BrainGate heißt hier der Vorreiter. John Donoghue, Forscher und Professor der Brown University, erprobt ein sogenanntes „Multi-Elektroden-Array“. Das sind kleinste Geräte, die mehrere Plättchen oder Nadeln beinhalten, durch die Hirnsignale aufgenommen oder abgegeben werden können. Sie dienen somit als neuronalen Schnittstellen, die die Nervenzellen mit elektronischen Schaltungen verbinden können. Schon ein guter Anfang um etwas in das Gehirn einzuschleusen.
Von Depressionen bis zu Bewegegungsstörungen
Ein Elektroenzephalogramm (EEG) zeigt ein vollständiges Abbild der neuronalen Aktivitäten. Dieses wird von der Kopfhaut abgegriffen.. Dem Patienten wird eine spezielle Kappe aufgesetzt, die einer Badekappe ähnelt. Jedoch mit einem gravierenden Unterschied: Die Kappe, die das EEG aufnimmt, enthält eine Vielzahl von Elektroden. Sie können gelähmten oder nicht sprechfähigen Patienten helfen, einen Cursor auf einem Bildschirm zu steuern und somit durch Gedankenkraft Worte und Sätze zu bilden. Führender Wissenschaftler auf diesem Gebiet ist Niels Birbaumer, Neuropsychologe an der Universität Tübingen.

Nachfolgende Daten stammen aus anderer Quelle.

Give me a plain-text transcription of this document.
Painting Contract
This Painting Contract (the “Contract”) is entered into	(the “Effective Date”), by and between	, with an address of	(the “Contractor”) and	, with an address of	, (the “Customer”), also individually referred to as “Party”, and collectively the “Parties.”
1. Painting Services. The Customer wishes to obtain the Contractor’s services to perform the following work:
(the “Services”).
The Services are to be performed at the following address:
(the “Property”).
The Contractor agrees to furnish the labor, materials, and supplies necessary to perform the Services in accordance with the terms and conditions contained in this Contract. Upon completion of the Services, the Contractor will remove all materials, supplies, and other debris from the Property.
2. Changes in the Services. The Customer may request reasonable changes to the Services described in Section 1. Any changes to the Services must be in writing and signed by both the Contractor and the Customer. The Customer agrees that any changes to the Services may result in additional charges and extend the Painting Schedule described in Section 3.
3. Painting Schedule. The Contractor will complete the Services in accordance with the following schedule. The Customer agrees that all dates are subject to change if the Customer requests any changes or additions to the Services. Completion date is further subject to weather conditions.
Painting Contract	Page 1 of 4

In Duluth, Georgia, entwarf Philip R. Kennedy zusammen mit Forschungskollegen eine kegelförmige Elektrode. Nervenzellen können in diese Form einwachsen. Die in der sprachmotorischen Hirnrinde erfassten Signale sollen die Stellung von Lippen, Zunge und Kiefer bei der Erzeugung von Lauten steuern. 2004 wurde einem fast völlig gelähmten Schlaganfallopfer ein solches Implantat eingesetzt. Es gelang dem Patienten zumindest Vokale zu formulieren. Ein wichtiger Schritt zu ganzen Worten.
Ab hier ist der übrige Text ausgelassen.